In a performance at Washington, D.C.’s Blues Alley, Lovano and group played songs mostly culled from their two albums, Folk Art (2009) and Bird Songs (2010). Lovano’s tone was a bit wobbly in the opening song “Us Five,” but by the second song the band had clicked together as a result of impressive interplay between drummers Francisco Mela and Otis Brown III and bassist Esperanza Spalding. The three have developed a strong sense of each other’s sensibilities during the years they have played together, and along with the subtle and intelligent playing of pianist James Weidman they have become one strong rhythm section.

Yet as the set went on, the strength of the rhythm section became as much a hindrance as a benefit to Lovano. Mela and Brown, each playing a full drumset, were both brimming with ideas, and they appeared to play every single one of them. While the ideas were all tasteful and well developed on their own, in totality it became too much, as the drumming swallowed up the rest of the group. During solos it was evident that Mela and Brown love playing together, and they pushed each other relentlessly. But two full drum kits is an awful lot for such a small group, and since neither drummer took a back seat, Lovano had very little room in which to play. This narrowed his choices, and he was limited in his ability to show the creativity and style for which he is known.
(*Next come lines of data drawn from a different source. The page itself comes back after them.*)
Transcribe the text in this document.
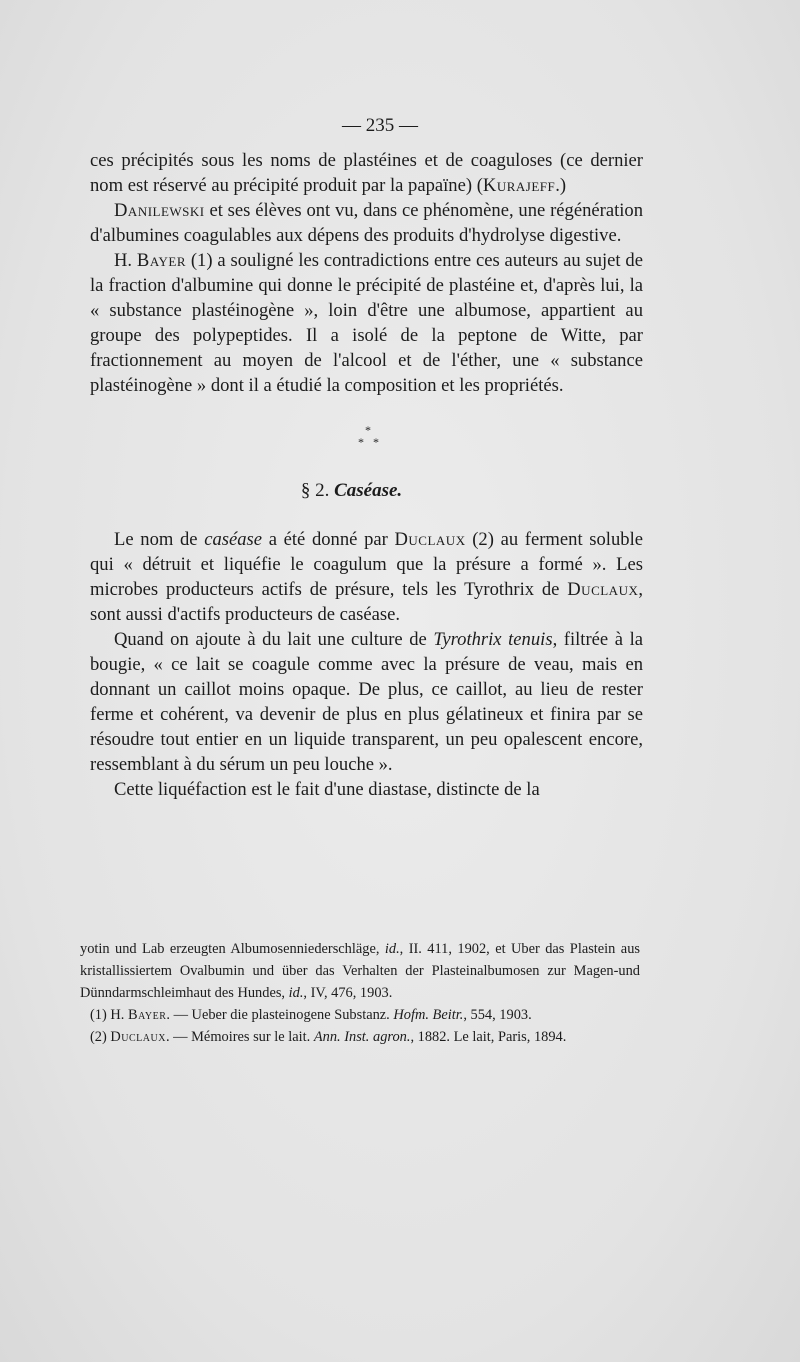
— 235 —

ces précipités sous les noms de plastéines et de coaguloses (ce dernier nom est réservé au précipité produit par la papaïne) (Kurajeff.)

Danilewski et ses élèves ont vu, dans ce phénomène, une régénération d'albumines coagulables aux dépens des produits d'hydrolyse digestive.

H. Bayer (1) a souligné les contradictions entre ces auteurs au sujet de la fraction d'albumine qui donne le précipité de plastéine et, d'après lui, la « substance plastéinogène », loin d'être une albumose, appartient au groupe des polypeptides. Il a isolé de la peptone de Witte, par fractionnement au moyen de l'alcool et de l'éther, une « substance plastéinogène » dont il a étudié la composition et les propriétés.

*
* *
§ 2. Caséase.

Le nom de caséase a été donné par Duclaux (2) au ferment soluble qui « détruit et liquéfie le coagulum que la présure a formé ». Les microbes producteurs actifs de présure, tels les Tyrothrix de Duclaux, sont aussi d'actifs producteurs de caséase.

Quand on ajoute à du lait une culture de Tyrothrix tenuis, filtrée à la bougie, « ce lait se coagule comme avec la présure de veau, mais en donnant un caillot moins opaque. De plus, ce caillot, au lieu de rester ferme et cohérent, va devenir de plus en plus gélatineux et finira par se résoudre tout entier en un liquide transparent, un peu opalescent encore, ressemblant à du sérum un peu louche ».

Cette liquéfaction est le fait d'une diastase, distincte de la

yotin und Lab erzeugten Albumosenniederschläge, id., II. 411, 1902, et Uber das Plastein aus kristallissiertem Ovalbumin und über das Verhalten der Plasteinalbumosen zur Magen-und Dünndarmschleimhaut des Hundes, id., IV, 476, 1903.

(1) H. Bayer. — Ueber die plasteinogene Substanz. Hofm. Beitr., 554, 1903.

(2) Duclaux. — Mémoires sur le lait. Ann. Inst. agron., 1882. Le lait, Paris, 1894.
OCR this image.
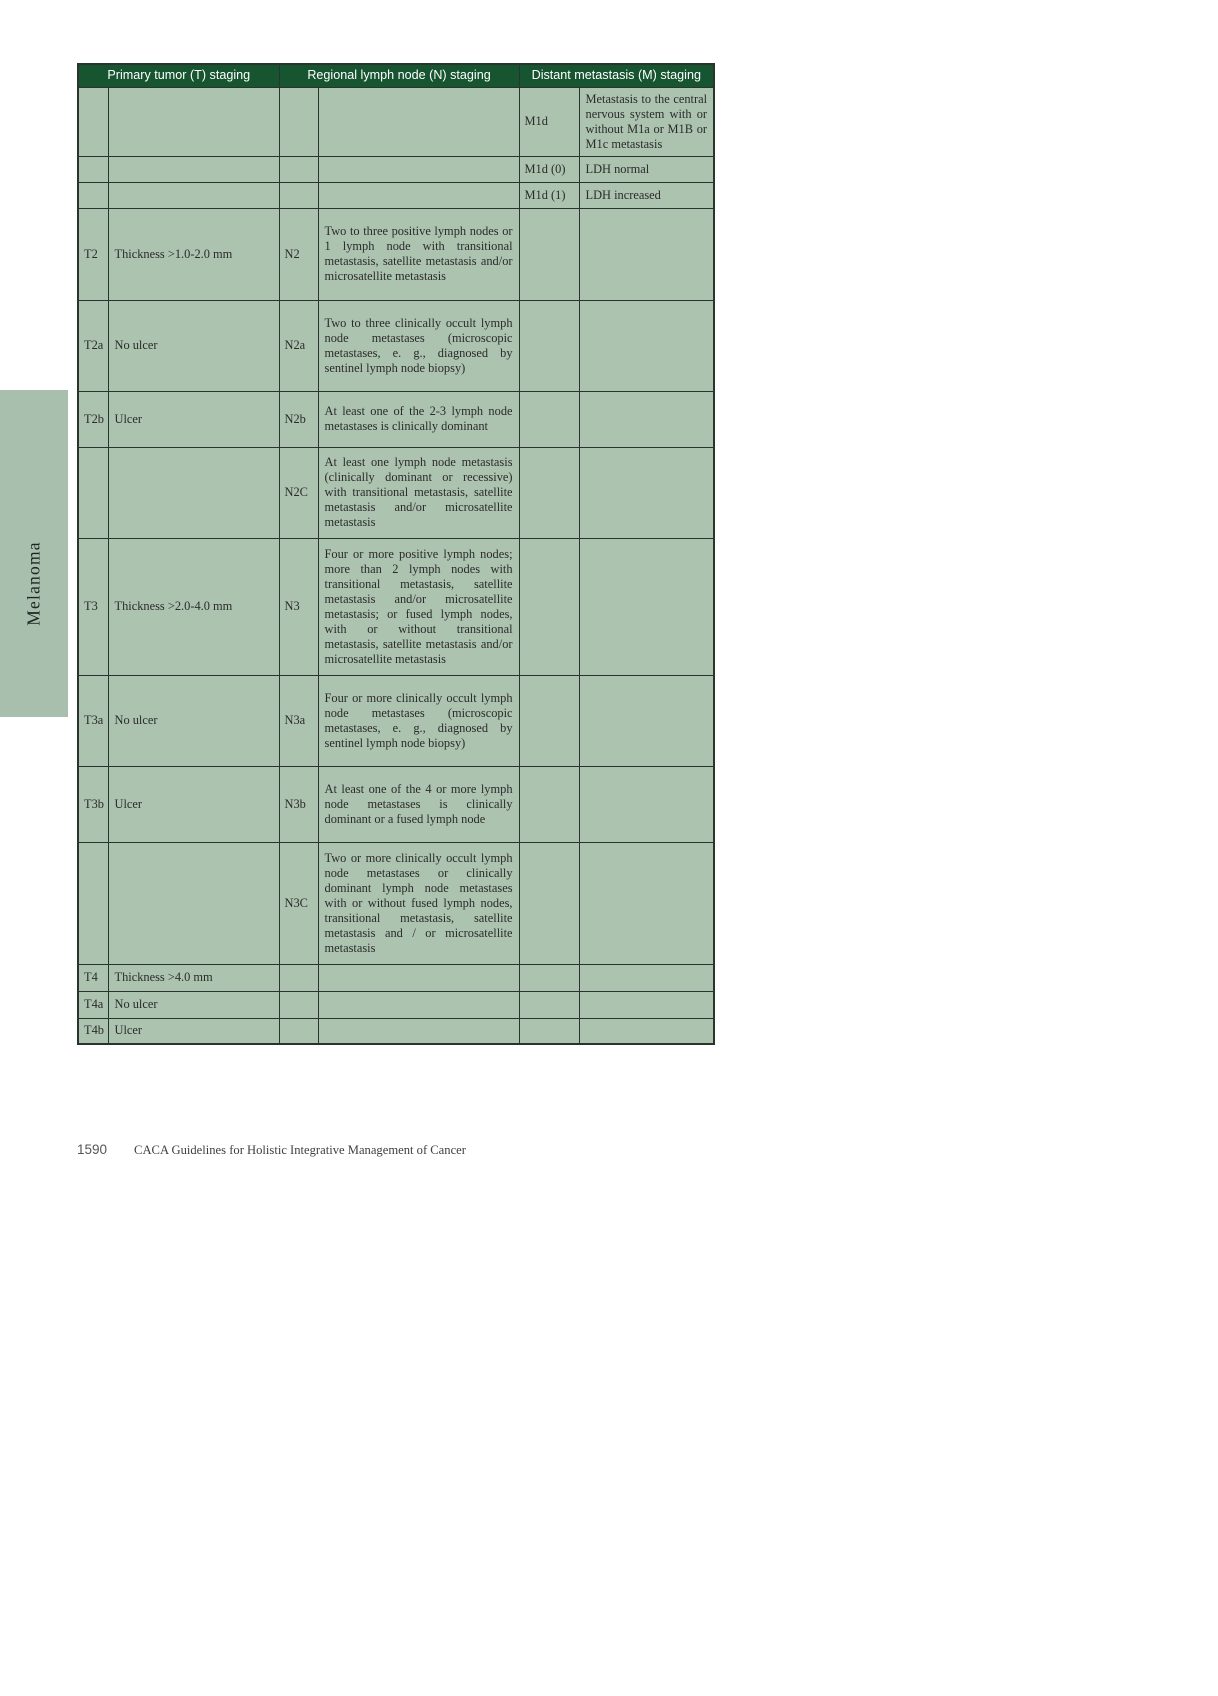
Melanoma
Primary tumor (T) staging		Regional lymph node (N) staging		Distant metastasis (M) staging	
				M1d	Metastasis to the central nervous system with or without M1a or M1B or M1c metastasis
				M1d (0)	LDH normal
				M1d (1)	LDH increased
T2	Thickness >1.0-2.0 mm	N2	Two to three positive lymph nodes or 1 lymph node with transitional metastasis, satellite metastasis and/or microsatellite metastasis		
T2a	No ulcer	N2a	Two to three clinically occult lymph node metastases (microscopic metastases, e. g., diagnosed by sentinel lymph node biopsy)		
T2b	Ulcer	N2b	At least one of the 2-3 lymph node metastases is clinically dominant		
		N2C	At least one lymph node metastasis (clinically dominant or recessive) with transitional metastasis, satellite metastasis and/or microsatellite metastasis		
T3	Thickness >2.0-4.0 mm	N3	Four or more positive lymph nodes; more than 2 lymph nodes with transitional metastasis, satellite metastasis and/or microsatellite metastasis; or fused lymph nodes, with or without transitional metastasis, satellite metastasis and/or microsatellite metastasis		
T3a	No ulcer	N3a	Four or more clinically occult lymph node metastases (microscopic metastases, e. g., diagnosed by sentinel lymph node biopsy)		
T3b	Ulcer	N3b	At least one of the 4 or more lymph node metastases is clinically dominant or a fused lymph node		
		N3C	Two or more clinically occult lymph node metastases or clinically dominant lymph node metastases with or without fused lymph nodes, transitional metastasis, satellite metastasis and / or microsatellite metastasis		
T4	Thickness >4.0 mm				
T4a	No ulcer				
T4b	Ulcer				
1590 CACA Guidelines for Holistic Integrative Management of Cancer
But even within these limitations, Lovano found opportunities to show his signature sound and demonstrate why he finds such pleasure in playing with Us Five. Lovano dug in deep to the few openings left by the drums and turned out rhythmically intricate lines. The band responded to Lovano, challenging him even further. Lovano was at his best in the final number, “Yardbird Suite,” and his sweet tone called forth beautifully the subject of the tribute, Charlie Parker.

Much of the attention that Us Five receives is directed toward Spalding, the It Girl of Jazz; indeed, the audience’s most enthusiastic applause was directed to Spalding and not Lovano. Spalding seemed perfectly content in her role as one of five, positioning herself in the back of the stage and doing nothing to upstage Lovano while locking in tightly with Mela and Brown. But it was clear that the crowd was excited to see the young star, and Lovano was gracious in giving her several extended solos. Spalding played beautifully, offering in her solos a dynamic range that was missing from the rest of the evening.

Lovano clearly loves playing with his partners in Us Five, and it’s not hard to see why. Lovano has at hand an embarrassment of riches, and the quintet is becoming one of the most exciting and promising small groups on the jazz scene. Hopefully the members of the group will settle into each other a bit more and learn to pick their spots instead of nearly always playing to the hilt, but with this much talent on hand it is a pleasure to see them play live.